O objetivo é fazer com que esses contribuintes paguem mensalmente o imposto devido. Assim, evitam que tenham que pagar valores altos de uma só vez na declaração anual do imposto de renda.
Vale ressaltar que o Carnê-Leão é uma obrigação para aqueles que se enquadram em determinadas condições. Por isso é importante verificar se essa é uma obrigação tributária que se aplica ao caso específico.
Carnê-leão: o que acontece se não pagar?
O não pagamento do Carnê-Leão pode resultar em diversas sanções por parte da Receita Federal, como multas, juros e até mesmo processos judiciais. Além disso, a falta de pagamento pode gerar uma dívida acumulada que pode se tornar muito difícil de ser quitada posteriormente.

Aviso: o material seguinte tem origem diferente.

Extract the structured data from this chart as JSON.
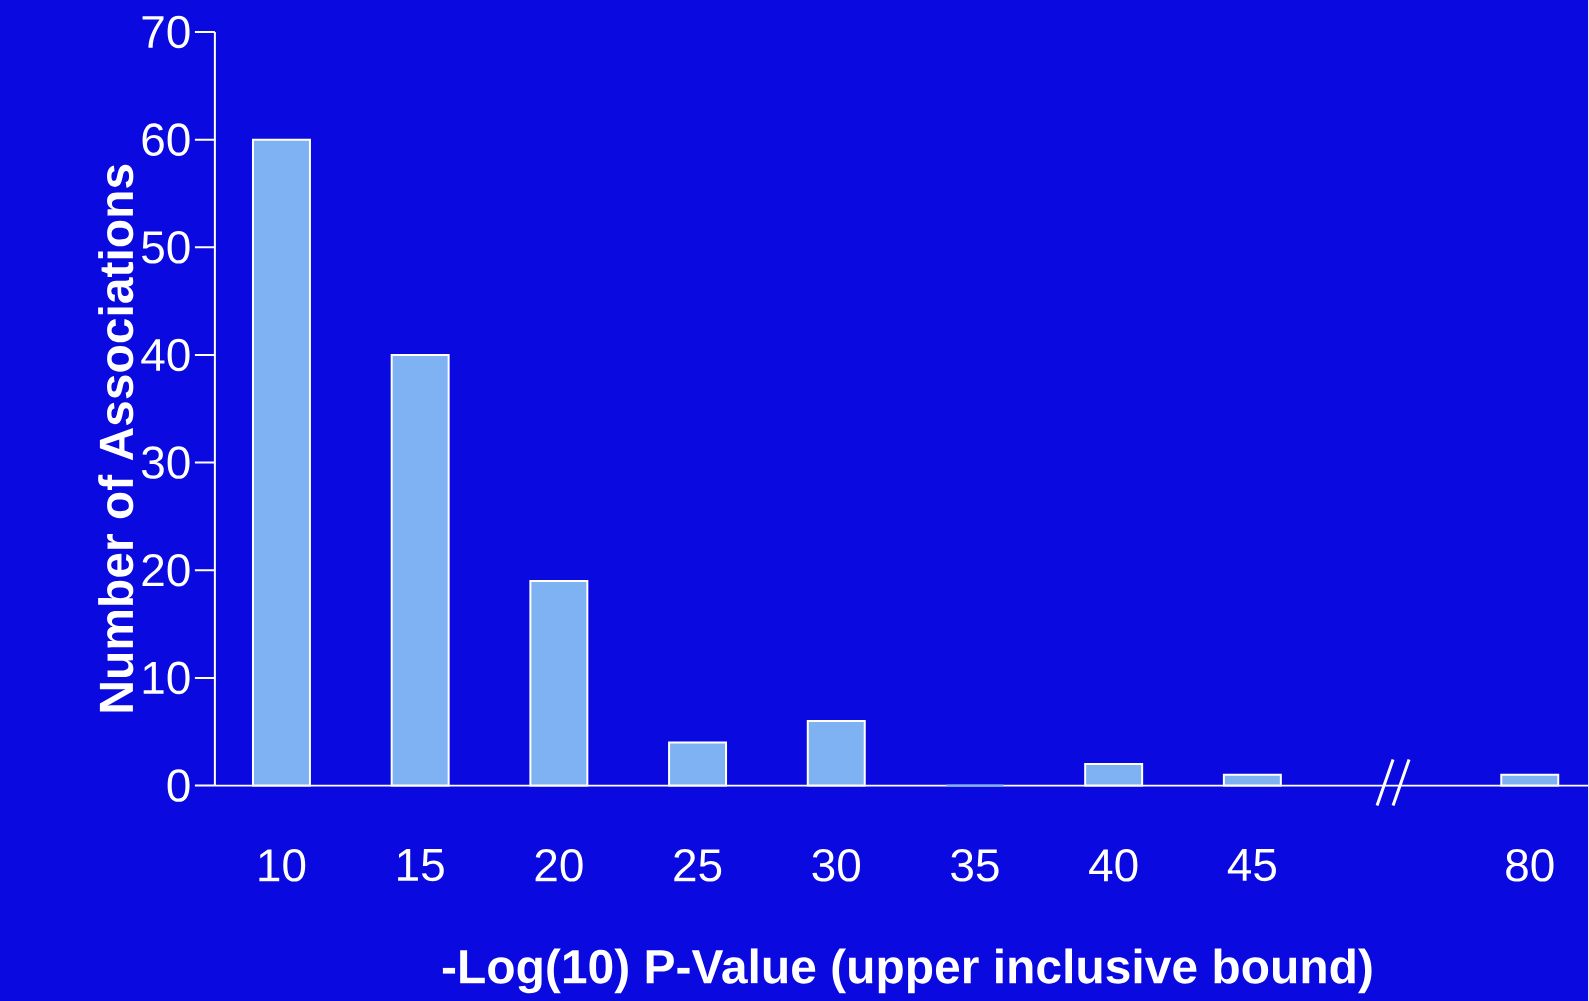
{
  "chart_data": {
    "type": "bar",
    "xlabel": "-Log(10) P-Value (upper inclusive bound)",
    "ylabel": "Number of Associations",
    "categories": [
      "10",
      "15",
      "20",
      "25",
      "30",
      "35",
      "40",
      "45",
      null,
      "80"
    ],
    "values": [
      60,
      40,
      19,
      4,
      6,
      0,
      2,
      1,
      null,
      1
    ],
    "color": "#7fb2f2",
    "ylim": [
      0,
      70
    ],
    "yticks": [
      0,
      10,
      20,
      30,
      40,
      50,
      60,
      70
    ],
    "grid": false
  }
}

Em relação às multas, elas podem ser aplicadas tanto pela não entrega da guia de recolhimento no prazo estipulado quanto pela falta de pagamento do imposto devido. A multa por atraso pode variar de acordo com o tempo e com o valor da tributação. Já a multa por falta de pagamento é de 0,33% ao dia, limitada a 20% do valor do imposto.
O não pagamento do Carnê-Leão ainda pode levar o contribuinte a ser incluído na lista de devedores do Fisco, o que pode trazer dificuldades para realizar transações financeiras, como a obtenção de empréstimos e financiamentos, por exemplo.
Valores do Carnê-leão
O funcionamento do Carnê-Leão é relativamente simples: o contribuinte deve mensalmente calcular o imposto devido, preencher uma guia específica e efetuar o pagamento do valor devido à Receita Federal até o último dia útil do mês seguinte ao recebimento da renda.
Para o cálculo do valor, é necessário aplicar a alíquota correspondente ao tipo de rendimento recebido sobre o valor total recebido no mês. As alíquotas variam de acordo com a natureza do rendimento e podem ser encontradas na tabela progressiva do IRPF.
Após o pagamento, o contribuinte deve guardar as guias comprobatórias do pagamento, pois elas serão necessárias para a declaração anual do Imposto de Renda.